On Jan. 24, the Baseball Writers Association of America will announce the results of its 2018 Hall of Fame balloting. Among the candidates are Barry Bonds, the all-time home run leader and seven-time Most Valuable Player, and Roger Clemens, the seven-time Cy Young winner. Because their careers were tainted by steroid use, however, neither player deserves a bronze plaque at Cooperstown.
Baseball's steroids era, which began in the late 1980s and continued to the late 2000s, has created a serious dilemma for the Baseball Writers. Whenever a candidate who used or was suspected of using steroids is listed on the ballot, the purists evoke Rule 5 of the BBWAA election rules.
Known as the "morals clause," Rule 5 states that voting will be based not only on the "player's record, playing ability, and contributions to his team(s)" but also on the "integrity" and "character" of the candidate. The morals clause has always been a moot point, though.
If morality counted, Ty Cobb and Tris Speaker, who were allegedly members of the Ku Klux Klan, would never have been elected to the Hall of Fame. Nor would Cap Anson, who established baseball's color line in the 1880s. Babe Ruth was a drunk, and Mickey Mantle bragged about his promiscuity. I'm sure there are many other Hall of Famers who cheated on their wives, taxes, or the game itself, but never got caught.
If morality counted, several players suspected of steroid usage, including Mike Piazza, Ivan Rodriguez, and Jeff Bagwell would've never been elected to the Hall in recent years.
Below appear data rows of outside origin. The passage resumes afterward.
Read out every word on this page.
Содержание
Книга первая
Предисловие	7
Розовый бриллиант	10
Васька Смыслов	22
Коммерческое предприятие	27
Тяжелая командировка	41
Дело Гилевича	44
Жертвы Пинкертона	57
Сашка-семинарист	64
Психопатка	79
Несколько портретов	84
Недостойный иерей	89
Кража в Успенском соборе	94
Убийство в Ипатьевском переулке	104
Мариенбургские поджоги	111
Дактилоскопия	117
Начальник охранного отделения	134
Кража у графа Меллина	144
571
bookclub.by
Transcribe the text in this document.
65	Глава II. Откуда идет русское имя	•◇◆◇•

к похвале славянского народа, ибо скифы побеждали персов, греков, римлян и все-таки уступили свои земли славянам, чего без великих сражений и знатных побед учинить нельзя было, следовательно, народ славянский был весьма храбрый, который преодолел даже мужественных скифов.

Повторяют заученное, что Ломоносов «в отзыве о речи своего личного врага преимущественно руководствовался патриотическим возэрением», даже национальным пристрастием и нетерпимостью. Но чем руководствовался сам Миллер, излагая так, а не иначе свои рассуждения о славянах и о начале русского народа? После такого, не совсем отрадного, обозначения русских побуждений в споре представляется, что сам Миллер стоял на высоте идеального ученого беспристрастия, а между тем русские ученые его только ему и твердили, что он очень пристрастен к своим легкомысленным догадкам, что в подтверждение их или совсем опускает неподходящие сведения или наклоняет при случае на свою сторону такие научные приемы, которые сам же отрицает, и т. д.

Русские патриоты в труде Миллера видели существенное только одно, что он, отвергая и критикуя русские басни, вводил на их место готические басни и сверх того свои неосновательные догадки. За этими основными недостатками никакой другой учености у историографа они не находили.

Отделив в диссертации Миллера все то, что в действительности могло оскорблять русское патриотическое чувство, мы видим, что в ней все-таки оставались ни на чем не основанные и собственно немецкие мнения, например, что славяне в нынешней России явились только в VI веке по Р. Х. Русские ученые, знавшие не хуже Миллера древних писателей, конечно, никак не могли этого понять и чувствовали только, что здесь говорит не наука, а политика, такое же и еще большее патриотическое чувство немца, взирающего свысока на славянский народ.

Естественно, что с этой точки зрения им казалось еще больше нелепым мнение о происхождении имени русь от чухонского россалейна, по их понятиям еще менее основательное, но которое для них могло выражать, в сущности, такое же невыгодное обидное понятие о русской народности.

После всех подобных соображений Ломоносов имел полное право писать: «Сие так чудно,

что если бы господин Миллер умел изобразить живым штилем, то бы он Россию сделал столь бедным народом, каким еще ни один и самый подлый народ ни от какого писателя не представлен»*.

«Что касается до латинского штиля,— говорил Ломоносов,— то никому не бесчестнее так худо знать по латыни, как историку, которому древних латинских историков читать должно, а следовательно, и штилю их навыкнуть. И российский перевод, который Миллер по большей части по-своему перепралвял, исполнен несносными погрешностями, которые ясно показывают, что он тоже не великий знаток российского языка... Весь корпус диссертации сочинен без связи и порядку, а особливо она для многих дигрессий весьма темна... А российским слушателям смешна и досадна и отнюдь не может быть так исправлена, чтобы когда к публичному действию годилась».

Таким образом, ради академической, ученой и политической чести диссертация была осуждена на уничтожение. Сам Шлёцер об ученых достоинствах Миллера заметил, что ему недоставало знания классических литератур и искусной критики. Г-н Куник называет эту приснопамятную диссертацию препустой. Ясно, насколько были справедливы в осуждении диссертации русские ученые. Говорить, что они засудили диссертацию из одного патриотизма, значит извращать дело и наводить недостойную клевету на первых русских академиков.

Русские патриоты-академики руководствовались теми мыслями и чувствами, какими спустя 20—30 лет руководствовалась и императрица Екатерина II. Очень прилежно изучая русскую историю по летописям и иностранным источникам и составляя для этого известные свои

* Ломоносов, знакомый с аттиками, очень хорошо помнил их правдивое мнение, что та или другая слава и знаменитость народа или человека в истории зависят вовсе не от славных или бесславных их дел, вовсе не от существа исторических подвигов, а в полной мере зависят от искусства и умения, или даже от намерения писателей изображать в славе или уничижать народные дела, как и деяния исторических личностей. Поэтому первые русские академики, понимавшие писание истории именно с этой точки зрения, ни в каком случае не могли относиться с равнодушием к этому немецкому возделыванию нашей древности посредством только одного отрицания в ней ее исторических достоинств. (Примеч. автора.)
The morals clause is simply an excuse used by the Baseball Writers to deny induction to a player they don't like for whatever reason. If the clause had been dropped six years ago, when Bonds and Clemens became eligible for the Hall, they would probably have been first-ballot inductees, due to their overwhelming statistical credentials. Ironically, neither player needed steroids to gain entry.
Prior to 1997, when they were playing clean, Bonds and Clemens had already posted Hall of Fame numbers. Bonds, who began his major league career in 1986 with the Pittsburgh Pirates, was considered the "complete player." He could throw, run, field, hit for average and power. By 1997, Bonds, then with the San Francisco Giants, was a three-time MVP and six-time All-Star, and boasted a career batting average of .288 with a total of 334 home runs.
Clemens was every bit as impressive. Between 1984 and 1996, when he was playing for the Boston Red Sox, the "Rocket" won 192 games and posted 2,590 strikeouts with an earned run average of 3.16. He was also a three-time Cy Young winner, a five-time All-Star and the 1986 American League MVP, a singular honor for a pitcher.
During the second half of their careers, however, the two stars were linked to performance-enhancing drugs as their muscle mass increased and their performances continued to improve despite advanced age. Both were also acquitted of perjury and/or obstruction of justice charges pertaining to the steroids connection, though only after tens of millions of dollars in taxpayer money was wasted on high-profile show trials.
Despite the steroids-inflamed controversy surrounding their candidacies, it appears that both players will eventually gain entry. Last year, in their fifth time on the ballot, Bonds received 53.8 percent of the vote and Clemens 54.1 percent, moving closer to the 75 percent threshold required for enshrinement. It indicates that a new generation of the Baseball Writers is willing to forgive and forget their indiscretion.
Some writers have already begun to defend Bonds and Clemens by arguing that their steroid use pre-dated MLB's prohibition of the drug. Other supporters point out that steroids are the same type of performance-enhancing drug as amphetamines, which players used for decades and have been linked to Hall of Famers Willie Mays, Mantle, Willie Stargell, and Frank Thomas.
But these arguments fail to recognize that by using steroids, Bonds and Clemens cheated because they held an extraordinarily unfair physical advantage over any opponent who was playing clean. This is especially true in the case of a power hitter or a starting pitcher, who have the potential to alter the competitive balance of a game with one swing of the bat or a dominant pitching performance.
Worse, Bonds and Clemens also disrespected the historical integrity of the game by breaking the records of more worthy predecessors who played clean, including Hank Aaron, Roger Maris, Steve Carlton, and Nolan Ryan. In the process, they detracted from the substantive achievements of truly great performers who did not enjoy the same advantages of a lengthier career or the power and endurance to compile the even greater statistics that steroids enabled Bonds and Clemens to achieve.
MLB and the Hall of Fame have already lost considerable respect among the fans over the last three decades. If the Writers truly care about the game, they will not make the mistake of voting frauds like Bonds and Clemens into Cooperstown.